At least a few zoo visitors witnessed the chimp fight about 9 a.m. Wednesday. The exhibit was closed for the remainder of the day but has since reopened.
In 2012, the zoo was reprimanded by the Department of Agriculture after a male chimpanzee died of starvation. The federal oversight agency found the animal weighed less than 94 pounds, compared to the normal weight of about 150 pounds for an adult chimpanzee. Staffers said they had been unable to weigh the 13-year-old animal, named Nusu, because the other chimps would not let him get to the food used to lure the chimps to the scale.
“We have a wonderful 3-acre, fully treed and bushed exhibit that’s very naturalistic for all of the chimps to go around – probably one of the most naturalistic that you’ll see in the world,” Sean Putney, senior director of zoological operations, said in a video the zoo posted online.

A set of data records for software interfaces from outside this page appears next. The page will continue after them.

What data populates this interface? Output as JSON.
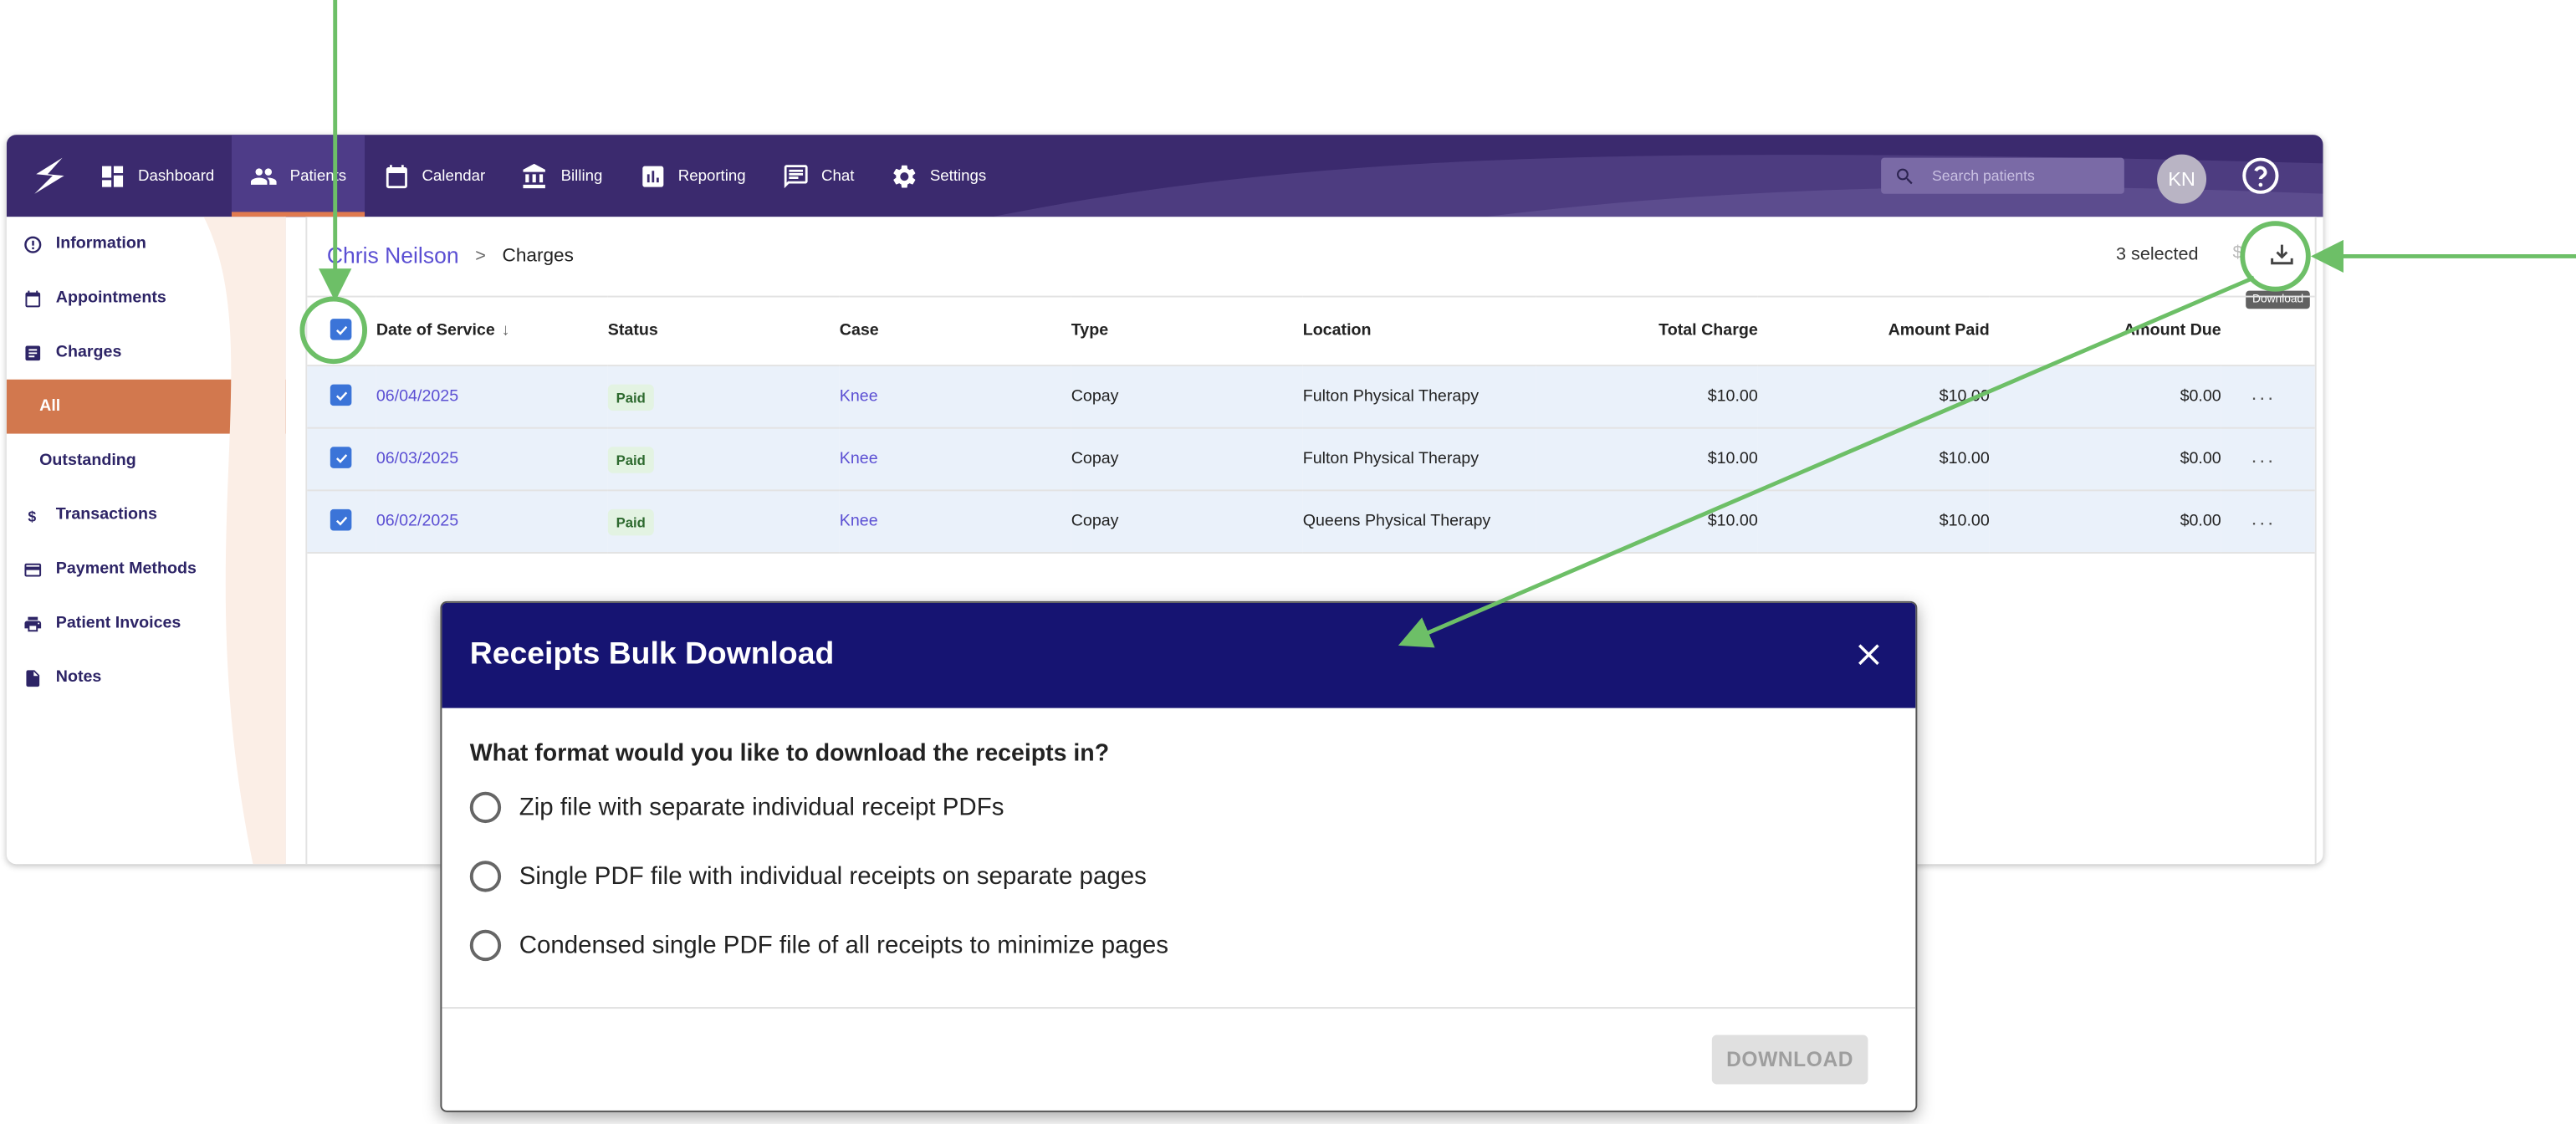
{
  "nav": {
    "items": [
      {
        "label": "Dashboard",
        "icon": "dashboard-icon",
        "active": false
      },
      {
        "label": "Patients",
        "icon": "people-icon",
        "active": true
      },
      {
        "label": "Calendar",
        "icon": "calendar-icon",
        "active": false
      },
      {
        "label": "Billing",
        "icon": "bank-icon",
        "active": false
      },
      {
        "label": "Reporting",
        "icon": "chart-icon",
        "active": false
      },
      {
        "label": "Chat",
        "icon": "chat-icon",
        "active": false
      },
      {
        "label": "Settings",
        "icon": "gear-icon",
        "active": false
      }
    ],
    "search_placeholder": "Search patients",
    "avatar_initials": "KN"
  },
  "sidebar": {
    "items": [
      {
        "label": "Information",
        "icon": "info-icon"
      },
      {
        "label": "Appointments",
        "icon": "calendar-icon"
      },
      {
        "label": "Charges",
        "icon": "list-icon"
      },
      {
        "label": "All"
      },
      {
        "label": "Outstanding"
      },
      {
        "label": "Transactions",
        "icon": "dollar-icon"
      },
      {
        "label": "Payment Methods",
        "icon": "card-icon"
      },
      {
        "label": "Patient Invoices",
        "icon": "printer-icon"
      },
      {
        "label": "Notes",
        "icon": "note-icon"
      }
    ]
  },
  "breadcrumb": {
    "patient": "Chris Neilson",
    "separator": ">",
    "page": "Charges"
  },
  "selection": {
    "count_label": "3 selected",
    "tooltip": "Download"
  },
  "table": {
    "headers": [
      "Date of Service",
      "Status",
      "Case",
      "Type",
      "Location",
      "Total Charge",
      "Amount Paid",
      "Amount Due"
    ],
    "rows": [
      {
        "date": "06/04/2025",
        "status": "Paid",
        "case": "Knee",
        "type": "Copay",
        "location": "Fulton Physical Therapy",
        "total": "$10.00",
        "paid": "$10.00",
        "due": "$0.00",
        "menu": "···"
      },
      {
        "date": "06/03/2025",
        "status": "Paid",
        "case": "Knee",
        "type": "Copay",
        "location": "Fulton Physical Therapy",
        "total": "$10.00",
        "paid": "$10.00",
        "due": "$0.00",
        "menu": "···"
      },
      {
        "date": "06/02/2025",
        "status": "Paid",
        "case": "Knee",
        "type": "Copay",
        "location": "Queens Physical Therapy",
        "total": "$10.00",
        "paid": "$10.00",
        "due": "$0.00",
        "menu": "···"
      }
    ]
  },
  "modal": {
    "title": "Receipts Bulk Download",
    "question": "What format would you like to download the receipts in?",
    "options": [
      "Zip file with separate individual receipt PDFs",
      "Single PDF file with individual receipts on separate pages",
      "Condensed single PDF file of all receipts to minimize pages"
    ],
    "download_label": "DOWNLOAD"
  },
  "colors": {
    "topbar": "#3b2a6e",
    "modal_header": "#161472",
    "accent_orange": "#d2784e",
    "annotation_green": "#6dbf67",
    "link": "#5b4fd3"
  }
}
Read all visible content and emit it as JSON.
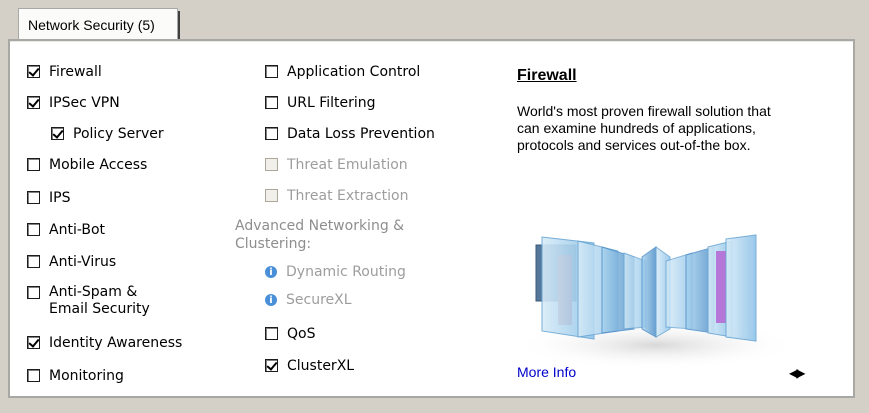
{
  "tab": {
    "label": "Network Security (5)"
  },
  "left_column": [
    {
      "label": "Firewall",
      "checked": true,
      "disabled": false
    },
    {
      "label": "IPSec VPN",
      "checked": true,
      "disabled": false
    },
    {
      "label": "Policy Server",
      "checked": true,
      "disabled": false
    },
    {
      "label": "Mobile Access",
      "checked": false,
      "disabled": false
    },
    {
      "label": "IPS",
      "checked": false,
      "disabled": false
    },
    {
      "label": "Anti-Bot",
      "checked": false,
      "disabled": false
    },
    {
      "label": "Anti-Virus",
      "checked": false,
      "disabled": false
    },
    {
      "label": "Anti-Spam &\nEmail Security",
      "checked": false,
      "disabled": false
    },
    {
      "label": "Identity Awareness",
      "checked": true,
      "disabled": false
    },
    {
      "label": "Monitoring",
      "checked": false,
      "disabled": false
    }
  ],
  "middle_column": [
    {
      "label": "Application Control",
      "checked": false,
      "disabled": false
    },
    {
      "label": "URL Filtering",
      "checked": false,
      "disabled": false
    },
    {
      "label": "Data Loss Prevention",
      "checked": false,
      "disabled": false
    },
    {
      "label": "Threat Emulation",
      "checked": false,
      "disabled": true
    },
    {
      "label": "Threat Extraction",
      "checked": false,
      "disabled": true
    }
  ],
  "advanced": {
    "heading": "Advanced Networking &\nClustering:",
    "info_items": [
      {
        "label": "Dynamic Routing",
        "icon": "info-icon"
      },
      {
        "label": "SecureXL",
        "icon": "info-icon"
      }
    ],
    "checkbox_items": [
      {
        "label": "QoS",
        "checked": false,
        "disabled": false
      },
      {
        "label": "ClusterXL",
        "checked": true,
        "disabled": false
      }
    ]
  },
  "detail": {
    "title": "Firewall",
    "description": "World's most proven firewall solution that can examine hundreds of applications, protocols and services out-of-the box.",
    "more_info": "More Info",
    "nav_icon": "left-right-arrows-icon"
  },
  "colors": {
    "background": "#d4d0c8",
    "panel": "#ffffff",
    "link": "#0000cc",
    "disabled_text": "#9d9d9d"
  }
}
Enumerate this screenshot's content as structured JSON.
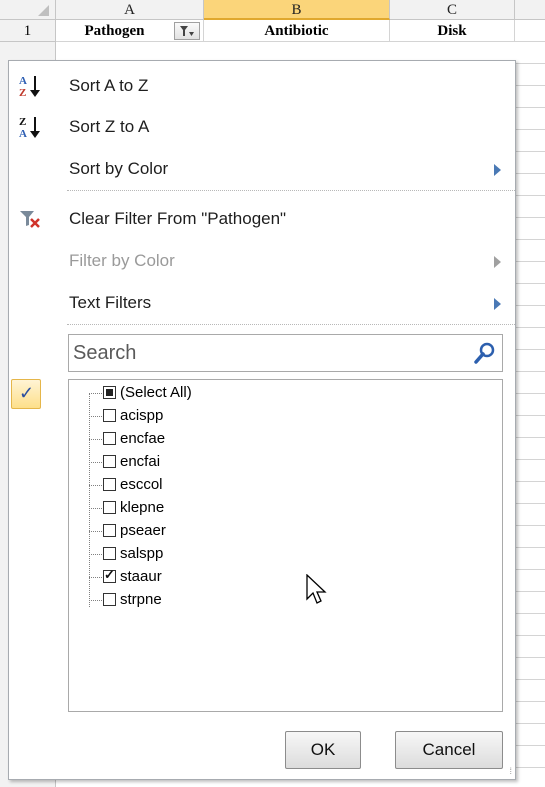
{
  "sheet": {
    "columns": [
      "A",
      "B",
      "C"
    ],
    "row_number": "1",
    "headers": [
      "Pathogen",
      "Antibiotic",
      "Disk"
    ]
  },
  "menu": {
    "sort_az": "Sort A to Z",
    "sort_za": "Sort Z to A",
    "sort_by_color": "Sort by Color",
    "clear_filter": "Clear Filter From \"Pathogen\"",
    "filter_by_color": "Filter by Color",
    "text_filters": "Text Filters",
    "search_placeholder": "Search",
    "items": [
      {
        "label": "(Select All)",
        "state": "partial"
      },
      {
        "label": "acispp",
        "state": "unchecked"
      },
      {
        "label": "encfae",
        "state": "unchecked"
      },
      {
        "label": "encfai",
        "state": "unchecked"
      },
      {
        "label": "esccol",
        "state": "unchecked"
      },
      {
        "label": "klepne",
        "state": "unchecked"
      },
      {
        "label": "pseaer",
        "state": "unchecked"
      },
      {
        "label": "salspp",
        "state": "unchecked"
      },
      {
        "label": "staaur",
        "state": "checked"
      },
      {
        "label": "strpne",
        "state": "unchecked"
      }
    ],
    "ok_label": "OK",
    "cancel_label": "Cancel",
    "checkmark": "✓"
  },
  "icons": {
    "sort_az": "sort-ascending-icon",
    "sort_za": "sort-descending-icon",
    "clear_filter": "clear-filter-icon",
    "filter_button": "filter-dropdown-icon",
    "search": "search-icon"
  },
  "colors": {
    "selected_column": "#fbd57a",
    "accent_arrow": "#4a79b5"
  }
}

“But when you have 12 chimps out here and climbing trees, sometimes 30-40-50 feet in the air, the reality is a slip, a jump, holding on to a wrong branch can lead to tragedy. You’d hope that being a chimp that doesn’t happen because they’re excellent climbers. But anytime you have animals together in an exhibit, unfortunately, bad things can happen. We try to do our job in preventing that as much as we possibly can.”